Politics from the Palouse to Puget Sound

Friday, November 02, 2007

Could Endangered Species Offsets Save Palouse Farming?

Can farming survive the giant Palouse earthworm? Maybe, if farmers take a page out of Al Gore's book.
Hey? Does this mean that I can get a Nobel Peace Prize next year? My bank account could certainly use the boost.


If Al Gore and his Hollywood pals can fly Learjets guilt-free by paying off the parents of little kids in India to operate treadle pumps all day instead of going to school, then surely Palouse farmers can pay protection money to somebody to keep environmentalists from putting them out of business. Earlier this week, a coalition of environmental groups filed a notice of intent to sue the U.S. Fish and Wildlife Service for failing to pursue endangered species status for an earthworm that until recently nobody knew still existed and would never have been missed if it didn’t.

As the giant Palouse earthworm’s habitat is known colloquially as “farm land,” it follows that if the earthworm’s population has been harmed by human activity, then the human activity that has harmed it is known as “farming.” If the giant Palouse earthworm is to recover, then that offending human activity will have to cease or at least be seriously curtailed. As such, the economic survival of Palouse agriculture may well depend upon identifying the relevant outstretched palm and satisfying it.

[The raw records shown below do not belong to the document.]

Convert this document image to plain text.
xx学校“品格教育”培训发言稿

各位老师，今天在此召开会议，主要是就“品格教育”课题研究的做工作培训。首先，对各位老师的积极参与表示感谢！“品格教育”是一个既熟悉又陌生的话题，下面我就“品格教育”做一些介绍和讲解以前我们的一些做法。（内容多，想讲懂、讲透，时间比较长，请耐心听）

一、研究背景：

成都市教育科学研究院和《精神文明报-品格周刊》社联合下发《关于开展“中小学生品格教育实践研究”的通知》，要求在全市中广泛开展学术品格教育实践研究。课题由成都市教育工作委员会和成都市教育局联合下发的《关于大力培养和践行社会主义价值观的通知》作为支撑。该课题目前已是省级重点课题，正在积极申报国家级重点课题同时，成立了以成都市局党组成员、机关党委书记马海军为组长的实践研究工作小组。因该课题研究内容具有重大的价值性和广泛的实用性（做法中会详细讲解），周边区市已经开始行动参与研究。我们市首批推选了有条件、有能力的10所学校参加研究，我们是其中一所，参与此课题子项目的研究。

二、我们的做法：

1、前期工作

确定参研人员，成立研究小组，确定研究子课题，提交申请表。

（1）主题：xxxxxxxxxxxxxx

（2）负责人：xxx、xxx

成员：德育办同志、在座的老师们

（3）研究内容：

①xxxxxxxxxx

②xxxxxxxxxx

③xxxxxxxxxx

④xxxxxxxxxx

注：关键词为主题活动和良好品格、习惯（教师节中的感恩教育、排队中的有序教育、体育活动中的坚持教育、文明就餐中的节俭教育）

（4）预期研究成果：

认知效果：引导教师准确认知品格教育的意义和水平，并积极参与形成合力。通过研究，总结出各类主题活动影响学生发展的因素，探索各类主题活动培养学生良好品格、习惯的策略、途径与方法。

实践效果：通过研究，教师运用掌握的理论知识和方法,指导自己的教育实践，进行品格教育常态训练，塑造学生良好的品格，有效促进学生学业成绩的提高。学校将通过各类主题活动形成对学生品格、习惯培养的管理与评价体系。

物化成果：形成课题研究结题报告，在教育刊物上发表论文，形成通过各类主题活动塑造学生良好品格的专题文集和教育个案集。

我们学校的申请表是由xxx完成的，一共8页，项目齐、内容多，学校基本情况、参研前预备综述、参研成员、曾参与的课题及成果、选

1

Paying protection money to keep liberals off your back has become a growth industry in this country. If you wish to keep Jesse Jackson from declaring an economic boycott against your business, then you’d better cross his palms with silver when he comes knocking on your door with his hand open. And you’ll probably have to appoint one or two of his henchmen or family members to your board of directors as well.

But, while the modern civil rights movement has adopted the business model of the Gambino crime family, or Hillary Clinton’s campaign fundraising efforts, the environmentalist shakedown more closely resembles the selling of indulgences by the Catholic church prior to the Reformation. The most dramatic example is the trading of carbon offsets.

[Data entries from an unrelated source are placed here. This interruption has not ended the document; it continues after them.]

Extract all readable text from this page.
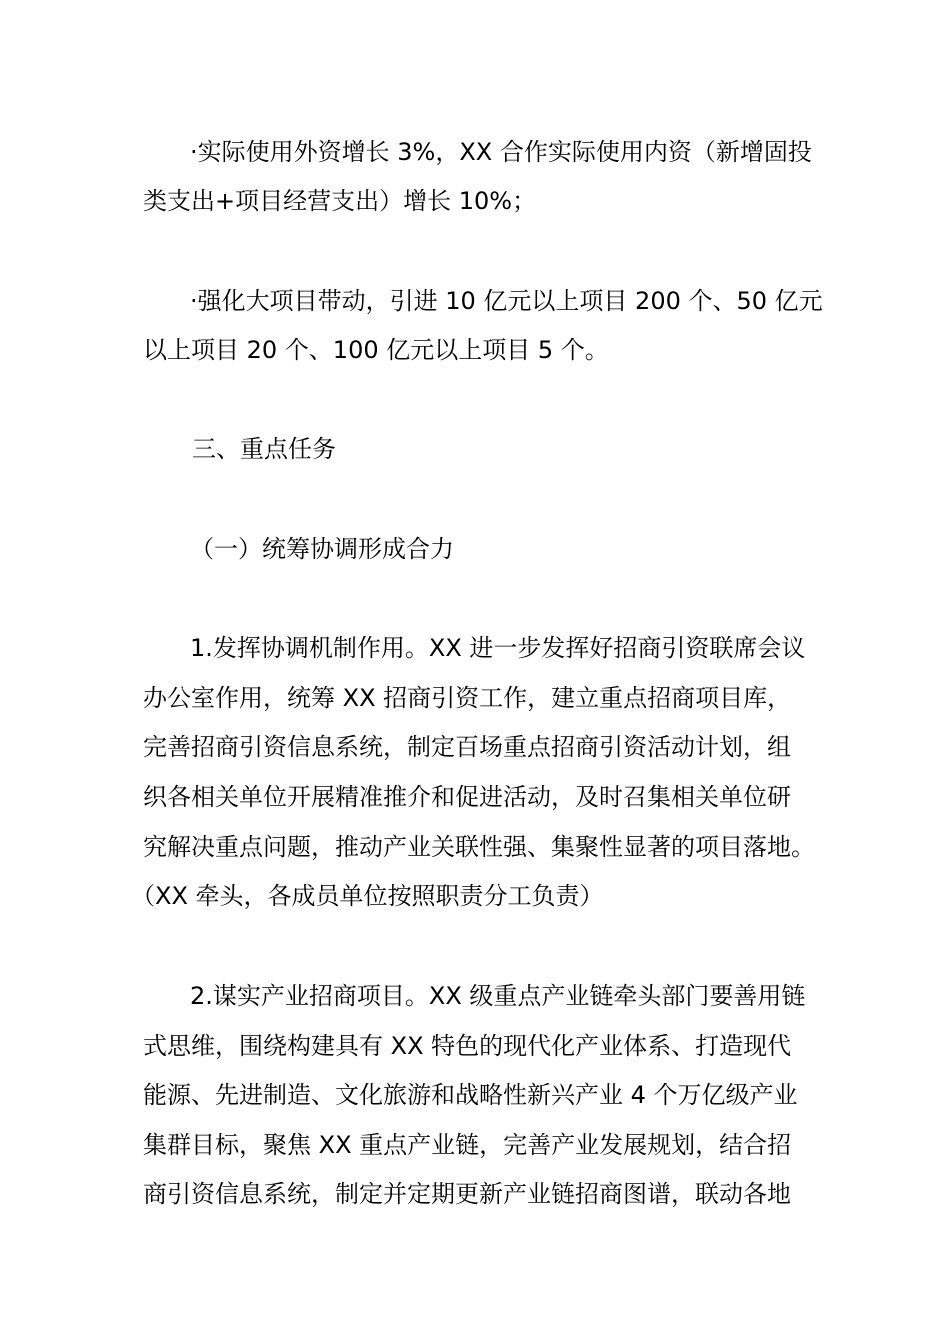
·实际使用外资增长 3%，XX 合作实际使用内资（新增固投
类支出+项目经营支出）增长 10%；
·强化大项目带动，引进 10 亿元以上项目 200 个、50 亿元
以上项目 20 个、100 亿元以上项目 5 个。
三、重点任务
（一）统筹协调形成合力
1.发挥协调机制作用。XX 进一步发挥好招商引资联席会议
办公室作用，统筹 XX 招商引资工作，建立重点招商项目库，
完善招商引资信息系统，制定百场重点招商引资活动计划，组
织各相关单位开展精准推介和促进活动，及时召集相关单位研
究解决重点问题，推动产业关联性强、集聚性显著的项目落地。
（XX 牵头，各成员单位按照职责分工负责）
2.谋实产业招商项目。XX 级重点产业链牵头部门要善用链
式思维，围绕构建具有 XX 特色的现代化产业体系、打造现代
能源、先进制造、文化旅游和战略性新兴产业 4 个万亿级产业
集群目标，聚焦 XX 重点产业链，完善产业发展规划，结合招
商引资信息系统，制定并定期更新产业链招商图谱，联动各地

To celebrate his Nobel Peace Prize, Al Gore jumped onto a private jet, flew to Arizona where he rented a resort and partied down with other beautiful people. Considering the crowd he surrounds himself with, his guests probably traveled to Scottsdale in a similar fashion. The buffet table at Al Gore’s party was straining under the weight of culinary delights flown in fresh from Alaska, the east coast and Asia. And all of the carbon dioxide generated was waved away with carbon offset proofs of purchase.

This is one way that carbon offsets work. Throughout the developing world, agricultural fields are commonly irrigated using treadle pumps. Treadle pumps are like those stair stepper exercise machines you see on late night cable television infomercials. The difference is that nobody claims that a treadle pump will help you get into a size 4, although they often stand between their operators and graduating from the fourth grade.

Children are often forced to work treadle pumps because their families have been paid by carbon traders to retire their diesel-powered pumps. The carbon traders can then sell the rights to the CO2 not generated by that diesel to Al Gore so that he can resell it to his Hollywood pals or use the indulgence himself to spew 10,000 pounds per hour on his private jet trips.

So why not follow the Al Gore model to keep local environmentalist wackos off the farmers’ backs? I propose that we organize to establish a system of endangered species trading. There are vast swaths of the planet where the Endangered Species Act has no force, and the people who live there are far more concerned with their own survival than the well-being of some cute little creature that warms the souls of Earth liberationists.

It only makes sense that Palouse farmers have the option of buying endangered species offsets. Farmers could buy a few acres of Madagascar jungle and devote it to preserving an endangered species of lemurs. Any species of lemur is cuter and far more charismatic than an earthworm and would sell far more copies of National Geographic as a glossy cover critter.

There are other glamorous endangered species that could be saved and would also make great plush toys for the Audubon Society’s Christmas catalog. Endangered species offset could preserve habitat for the elephant, the Siberian tiger and the manatee.

Capitalism conquers all. The left has evolved from its doctrinaire roots into a pragmatic ideology complete with a price tag. To survive, farmers just need to negotiate the cost.